Clin Exp Otorhinolaryngol.  2021 Nov;14(4):374-381. 10.21053/ceo.2020.01522.

Long-Term Clinical Course of Benign Fibro-Osseous Lesions in the Paranasal Sinuses

Affiliations
  • 1Department of Otorhinolaryngology-Head and Neck Surgery, Samsung Medical Center, Sungkyunkwan University School of Medicine, Seoul, Korea
  • 2Department of Otorhinolaryngology-Head and Neck Surgery, Soonchunhyang University College of Medicine, Cheonan, Korea
  • 3Department of Rhinology, Hana ENT Hospital, Seoul, Korea

Abstract


Objectives
. Fibro-osseous lesions of the paranasal sinuses can present various clinical manifestations. This study aimed to report the long-term clinical course of benign fibro-osseous lesions (BFOLs) in the paranasal sinuses, including clinical and radiologic features.
Methods
. Radiologically confirmed BFOLs between 1994 and 2016, with the exclusion of osteoma cases, were retrospectively reviewed. We compared demographic characteristics between the surgery and observation groups. The reasons for the imaging study, radiographic features, histopathology, and clinical course based on serial image scans were analyzed.
Results
. In total, 183 subjects were selected from a thorough review of head and neck radiologic tests (n=606,068) at a tertiary referral hospital over 22 years. Patients’ mean age was 28.6±18.1 years, and 56.3% were males. A diagnostic imaging workup was performed in 55.7% of patients due to facial asymmetry, headache, skull mass, or other symptoms related to BFOLs. In other patients (37.7%), BFOLs were found incidentally on computed tomography or magnetic resonance imaging. The most common diagnosis was fibrous dysplasia, followed by ossifying fibroma, based on both radiologic exams and histopathologic results. In total, 42.6% of the patients underwent surgery because of subjective symptoms or esthetic concerns. The patients who underwent surgery were younger (P<0.001) and had a longer follow-up duration (P<0.001) than those who underwent observation. Patients who experienced lesion growth (11.5%) were younger (P<0.001) and had more lesion sites (P=0.018) than those who did not, regardless of surgical treatment. Five patients underwent optic nerve decompression, and one patient experienced malignant transformation.
Conclusion
. BFOL in the paranasal sinuses is a rare disease, and most cases were observed without specific treatment. Surgical treatment should be considered in symptomatic patients with aggressive clinical features. Regular observation and management are needed, particularly in younger patients in their teens.

Keyword

Fibro-Osseous Lesion; Paranasal Sinus; Fibrous Dysplasia; Ossifying Fibroma

Figure

  • Fig. 1 Radiologic findings of pathologically confirmed benign fibro-osseous lesions of the paranasal sinuses. Computed tomography scans of three different patients with fibrous dysplasia (FD) and ossifying fibroma (OF). (A) FD involving the right maxilla and zygoma. (B) FD confined to the right ethmoid bone. (C) FD of the sphenoid bone. (D, E) OF in the left maxillary sinus. (F) OF in the right ethmoid sinus.

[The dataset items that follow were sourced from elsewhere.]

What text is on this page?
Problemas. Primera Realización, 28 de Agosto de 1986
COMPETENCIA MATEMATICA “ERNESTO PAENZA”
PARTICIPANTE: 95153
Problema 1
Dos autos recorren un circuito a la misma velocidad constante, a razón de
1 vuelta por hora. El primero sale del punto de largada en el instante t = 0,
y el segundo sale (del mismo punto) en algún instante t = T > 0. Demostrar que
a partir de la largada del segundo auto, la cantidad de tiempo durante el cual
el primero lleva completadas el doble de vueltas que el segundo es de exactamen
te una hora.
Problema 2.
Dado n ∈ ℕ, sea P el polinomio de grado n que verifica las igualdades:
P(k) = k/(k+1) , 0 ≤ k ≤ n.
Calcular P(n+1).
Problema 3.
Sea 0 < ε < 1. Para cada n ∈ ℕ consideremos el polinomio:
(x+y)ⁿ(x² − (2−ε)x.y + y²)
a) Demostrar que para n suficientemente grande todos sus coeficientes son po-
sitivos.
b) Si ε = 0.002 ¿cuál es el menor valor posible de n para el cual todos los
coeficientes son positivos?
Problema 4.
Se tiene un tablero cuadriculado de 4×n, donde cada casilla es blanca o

  • Fig. 2 Cases with tumor regrowth after multiple operations. (A) An 8-year-old female patient with fibrous dysplasia who underwent four operations. (B) A 12-year-old female patient experienced a malignant transformation of ossifying fibroma to osteosarcoma.

  • Fig. 3 The reasons for surgery in patients with benign fibro-osseous lesions.

  • Fig. 4 Adult cases with lesion growth after surgery. (A) A 23-year-old male patient with ossifying fibroma in the right ethmoid sinus underwent surgery twice due to tumor regrowth after partial resection. Computed tomography (CT) images of initial, first postoperative, recurrent, second postoperative (with packing material), and final status. (B) A 53-year-old female patient with fibrous dysplasia exhibited lesion growth in the sphenoid sinus after surgery, as shown on two preoperative and two postoperative CT images.

  • Fig. 5 Histologic findings (H&E) of a 12-year-old patient with malignant transformation. (A) Ossifying fibroma at the first surgery. Mineralized matrix with stromal fibroblastic cells with innumerable psammomatoid calcifications. (B) Osteosarcoma at the third surgery. Pleomorphic atypical cells of various sizes with large nuclei. Osteoids with a dense and amorphous extracellular matrix.